発表後、フロアからは、一高生のイメージとは最初からあったものでも、ずっとあったものでもないだろうが、いつどのように形成されたものなのか、例えば佐藤紅緑の『あゝ玉杯に花うけて』(1928年)などはどう関わるかといった質問をいただいた。東北大学の地で、かつて仙台にあった同じ旧制高校である第二高等学校等についても研究されている方々からの質問であるだけに、通じ合うところが多くあったが、上記の質問に関しても、報告者の用意が不足しており、満足に答えることができなかったが、今後の自身の一高研究の進め方に示唆を得た。

高原智史(総合文化研究科博士課程)

 

二回目の『籠城』学外上映会は東北大学川内キャンパスで行われた。旧制二高と縁深い土地で旧制一高を扱ったこの作品を上映する機会をもつことができたわけである。会場となった文学部第一講義室は酷暑のせいだけではない熱気と緊張感に包まれていたように思う。東北大・東大双方の院生による発表もあわせて、『籠城』という作品それ自体のみならず、さまざまな観点から制作プロジェクト全体を語り合う場となり、その感慨はひとしおだった。

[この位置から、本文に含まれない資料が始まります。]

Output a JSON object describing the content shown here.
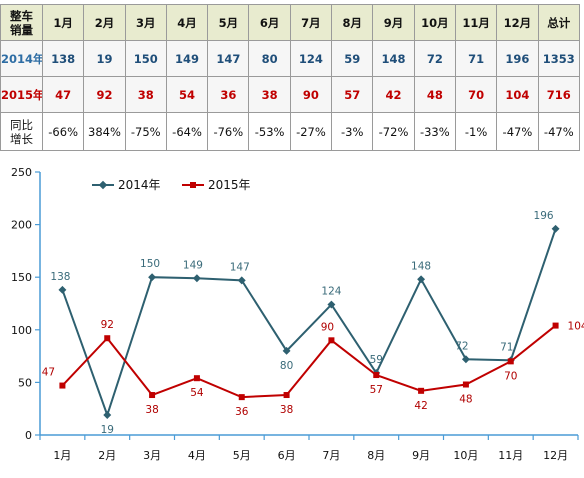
{
  "table": {
    "corner_line1": "整车",
    "corner_line2": "销量",
    "months": [
      "1月",
      "2月",
      "3月",
      "4月",
      "5月",
      "6月",
      "7月",
      "8月",
      "9月",
      "10月",
      "11月",
      "12月",
      "总计"
    ],
    "row_2014": {
      "label": "2014年",
      "values": [
        "138",
        "19",
        "150",
        "149",
        "147",
        "80",
        "124",
        "59",
        "148",
        "72",
        "71",
        "196",
        "1353"
      ]
    },
    "row_2015": {
      "label": "2015年",
      "values": [
        "47",
        "92",
        "38",
        "54",
        "36",
        "38",
        "90",
        "57",
        "42",
        "48",
        "70",
        "104",
        "716"
      ]
    },
    "row_yoy": {
      "label_line1": "同比",
      "label_line2": "增长",
      "values": [
        "-66%",
        "384%",
        "-75%",
        "-64%",
        "-76%",
        "-53%",
        "-27%",
        "-3%",
        "-72%",
        "-33%",
        "-1%",
        "-47%",
        "-47%"
      ]
    }
  },
  "chart_data": {
    "type": "line",
    "categories": [
      "1月",
      "2月",
      "3月",
      "4月",
      "5月",
      "6月",
      "7月",
      "8月",
      "9月",
      "10月",
      "11月",
      "12月"
    ],
    "series": [
      {
        "name": "2014年",
        "values": [
          138,
          19,
          150,
          149,
          147,
          80,
          124,
          59,
          148,
          72,
          71,
          196
        ],
        "color": "#2e6070"
      },
      {
        "name": "2015年",
        "values": [
          47,
          92,
          38,
          54,
          36,
          38,
          90,
          57,
          42,
          48,
          70,
          104
        ],
        "color": "#c00000"
      }
    ],
    "ylim": [
      0,
      250
    ],
    "yticks": [
      0,
      50,
      100,
      150,
      200,
      250
    ],
    "legend_position": "top-left",
    "grid": false,
    "axis_color": "#4a9bd6"
  }
}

今回のアフタートークでは、東北大学からご登壇いただいた茂⽊謙之介氏、加藤諭氏、佐々⽊隼相氏により、広く多角的な観点から映画のエッセンスを語っていただいた。たとえば、旧制二高と比較しての旧制高校の自治や寄宿寮などの伝統について、かつての選良意識と生徒たちのアイデンティティについて、あるいはさらに、そうしたエリート主義が相対化された現在の視点から過去の事象をいかに考えるべきなのか、等々。そうした問いに包まれながら、わたしは、旧制一高の映画をつくったのだという事実にともなう重責を強く意識した。かつて記録され、適切に整理・保存された旧制一高の史料を用いて作品をつくったのであればこそ、上映を行って語り合い、自分自身の時代のなかで過去を問い直していくことが、わずかでもできる応答なのだろうと思う。かつての出来事を批判的に見ることが、返す刀で、自分自身の時代への鋭い反省の意識を宿すものでもあるように、というのは『籠城』に込めた考えのひとつである。

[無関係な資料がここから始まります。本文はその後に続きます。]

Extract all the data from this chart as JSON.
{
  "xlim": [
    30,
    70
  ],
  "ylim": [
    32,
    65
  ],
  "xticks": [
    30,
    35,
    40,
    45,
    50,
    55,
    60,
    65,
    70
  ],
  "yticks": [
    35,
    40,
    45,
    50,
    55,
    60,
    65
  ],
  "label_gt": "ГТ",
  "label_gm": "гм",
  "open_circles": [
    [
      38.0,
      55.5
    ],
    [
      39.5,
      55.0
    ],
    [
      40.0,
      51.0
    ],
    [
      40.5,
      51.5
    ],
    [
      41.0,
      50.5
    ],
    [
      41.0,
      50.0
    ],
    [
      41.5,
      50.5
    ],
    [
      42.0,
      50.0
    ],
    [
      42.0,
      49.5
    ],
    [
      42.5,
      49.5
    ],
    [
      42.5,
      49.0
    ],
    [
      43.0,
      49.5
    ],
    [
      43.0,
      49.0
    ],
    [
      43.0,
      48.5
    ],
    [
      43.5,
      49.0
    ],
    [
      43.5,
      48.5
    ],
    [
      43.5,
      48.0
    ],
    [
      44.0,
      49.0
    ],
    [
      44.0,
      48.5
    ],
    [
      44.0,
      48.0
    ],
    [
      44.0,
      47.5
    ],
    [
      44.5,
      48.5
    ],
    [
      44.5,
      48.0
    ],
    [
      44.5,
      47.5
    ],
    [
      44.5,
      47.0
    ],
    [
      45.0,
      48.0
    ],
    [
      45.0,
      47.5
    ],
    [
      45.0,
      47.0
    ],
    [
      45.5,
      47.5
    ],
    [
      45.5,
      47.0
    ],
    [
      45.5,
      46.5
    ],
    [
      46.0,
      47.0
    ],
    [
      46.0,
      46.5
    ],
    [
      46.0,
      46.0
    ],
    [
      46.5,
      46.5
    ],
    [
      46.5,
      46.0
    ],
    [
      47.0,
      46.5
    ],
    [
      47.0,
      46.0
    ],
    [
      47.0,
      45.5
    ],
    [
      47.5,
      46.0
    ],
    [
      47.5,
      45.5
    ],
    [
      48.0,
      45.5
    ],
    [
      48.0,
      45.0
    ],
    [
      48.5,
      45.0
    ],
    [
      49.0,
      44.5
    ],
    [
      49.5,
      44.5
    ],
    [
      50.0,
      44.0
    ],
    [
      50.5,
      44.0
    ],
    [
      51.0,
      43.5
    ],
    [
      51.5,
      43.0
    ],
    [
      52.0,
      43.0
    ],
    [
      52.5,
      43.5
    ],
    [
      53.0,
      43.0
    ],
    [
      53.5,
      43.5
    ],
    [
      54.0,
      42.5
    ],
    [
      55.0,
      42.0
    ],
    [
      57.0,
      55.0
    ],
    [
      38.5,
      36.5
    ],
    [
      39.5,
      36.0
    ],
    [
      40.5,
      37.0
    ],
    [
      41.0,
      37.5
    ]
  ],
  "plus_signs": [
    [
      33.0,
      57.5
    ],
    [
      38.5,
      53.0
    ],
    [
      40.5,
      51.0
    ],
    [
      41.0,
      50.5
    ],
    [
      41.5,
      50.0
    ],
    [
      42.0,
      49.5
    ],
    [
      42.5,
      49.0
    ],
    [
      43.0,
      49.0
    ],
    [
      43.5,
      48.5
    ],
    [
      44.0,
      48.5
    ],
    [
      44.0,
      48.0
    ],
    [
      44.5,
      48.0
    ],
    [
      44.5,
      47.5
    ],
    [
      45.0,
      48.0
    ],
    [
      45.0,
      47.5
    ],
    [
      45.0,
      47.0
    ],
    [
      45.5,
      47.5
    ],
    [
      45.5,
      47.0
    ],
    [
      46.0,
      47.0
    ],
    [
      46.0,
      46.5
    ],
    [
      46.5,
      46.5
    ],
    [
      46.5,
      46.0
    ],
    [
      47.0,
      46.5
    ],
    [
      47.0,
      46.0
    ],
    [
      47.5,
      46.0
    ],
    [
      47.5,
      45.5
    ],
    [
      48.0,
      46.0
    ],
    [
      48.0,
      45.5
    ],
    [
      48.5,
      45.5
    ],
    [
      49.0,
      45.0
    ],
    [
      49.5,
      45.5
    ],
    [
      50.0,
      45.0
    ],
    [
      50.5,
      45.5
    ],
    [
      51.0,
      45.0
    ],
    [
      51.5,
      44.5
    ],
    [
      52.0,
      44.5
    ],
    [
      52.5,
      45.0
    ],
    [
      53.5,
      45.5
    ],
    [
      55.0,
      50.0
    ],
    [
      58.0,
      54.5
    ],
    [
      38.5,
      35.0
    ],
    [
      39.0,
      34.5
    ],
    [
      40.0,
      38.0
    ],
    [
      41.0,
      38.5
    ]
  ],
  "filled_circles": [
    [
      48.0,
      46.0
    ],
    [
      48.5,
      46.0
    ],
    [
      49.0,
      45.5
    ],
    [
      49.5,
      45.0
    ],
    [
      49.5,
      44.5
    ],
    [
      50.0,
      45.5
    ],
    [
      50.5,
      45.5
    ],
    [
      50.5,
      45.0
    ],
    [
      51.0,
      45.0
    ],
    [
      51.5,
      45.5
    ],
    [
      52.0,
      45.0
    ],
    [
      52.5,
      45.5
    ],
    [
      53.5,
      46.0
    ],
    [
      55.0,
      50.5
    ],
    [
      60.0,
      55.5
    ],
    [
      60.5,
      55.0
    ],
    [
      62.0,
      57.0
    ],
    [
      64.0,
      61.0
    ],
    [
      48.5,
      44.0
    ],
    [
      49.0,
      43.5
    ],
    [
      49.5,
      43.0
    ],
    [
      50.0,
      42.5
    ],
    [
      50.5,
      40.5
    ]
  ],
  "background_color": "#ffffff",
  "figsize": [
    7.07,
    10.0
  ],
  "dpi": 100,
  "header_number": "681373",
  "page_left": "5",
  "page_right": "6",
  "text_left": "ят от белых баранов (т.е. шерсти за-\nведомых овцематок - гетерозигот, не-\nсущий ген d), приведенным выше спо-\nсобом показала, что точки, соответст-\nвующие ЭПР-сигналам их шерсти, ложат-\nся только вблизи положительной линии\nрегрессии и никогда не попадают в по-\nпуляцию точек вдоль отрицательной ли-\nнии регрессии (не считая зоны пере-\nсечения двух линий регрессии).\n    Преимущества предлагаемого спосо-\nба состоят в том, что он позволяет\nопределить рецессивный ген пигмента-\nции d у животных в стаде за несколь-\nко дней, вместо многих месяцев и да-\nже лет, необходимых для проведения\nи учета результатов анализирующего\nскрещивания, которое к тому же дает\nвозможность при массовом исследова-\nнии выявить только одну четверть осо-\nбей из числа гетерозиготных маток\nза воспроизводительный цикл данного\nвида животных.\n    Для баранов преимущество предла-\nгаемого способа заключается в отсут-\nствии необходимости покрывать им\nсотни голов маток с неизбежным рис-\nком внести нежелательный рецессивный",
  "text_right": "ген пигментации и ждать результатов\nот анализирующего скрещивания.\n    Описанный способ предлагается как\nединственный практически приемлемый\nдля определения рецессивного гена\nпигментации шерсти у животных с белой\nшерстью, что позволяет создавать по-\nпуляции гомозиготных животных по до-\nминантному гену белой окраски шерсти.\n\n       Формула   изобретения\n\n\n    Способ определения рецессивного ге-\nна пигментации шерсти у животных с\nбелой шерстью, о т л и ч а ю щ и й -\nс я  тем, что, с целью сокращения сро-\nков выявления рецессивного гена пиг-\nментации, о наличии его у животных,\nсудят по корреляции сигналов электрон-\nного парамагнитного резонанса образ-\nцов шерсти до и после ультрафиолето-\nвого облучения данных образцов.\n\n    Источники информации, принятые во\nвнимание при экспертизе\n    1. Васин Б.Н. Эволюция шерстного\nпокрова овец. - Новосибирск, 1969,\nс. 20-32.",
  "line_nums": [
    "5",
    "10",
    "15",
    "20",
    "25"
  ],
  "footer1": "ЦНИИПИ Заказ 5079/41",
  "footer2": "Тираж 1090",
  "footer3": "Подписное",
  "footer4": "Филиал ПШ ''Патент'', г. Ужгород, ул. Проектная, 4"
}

ところで今回、せんだいメディアテークも訪問することができた。「3がつ11にちをわすれないためにセンター」というスペースがあり、被災地の定点写真や世代・国籍問わず多くの人々による被災の証言録を見た。どれも貴重な記録だった。そのなかには音のアーカイヴもあった。震災経験などについて語る複数の声に聞き入った。それぞれが自分の声を発していると感じた。録音された声の力を、思いの込められた資料の数々を後世に残していくことの使命を思い知った。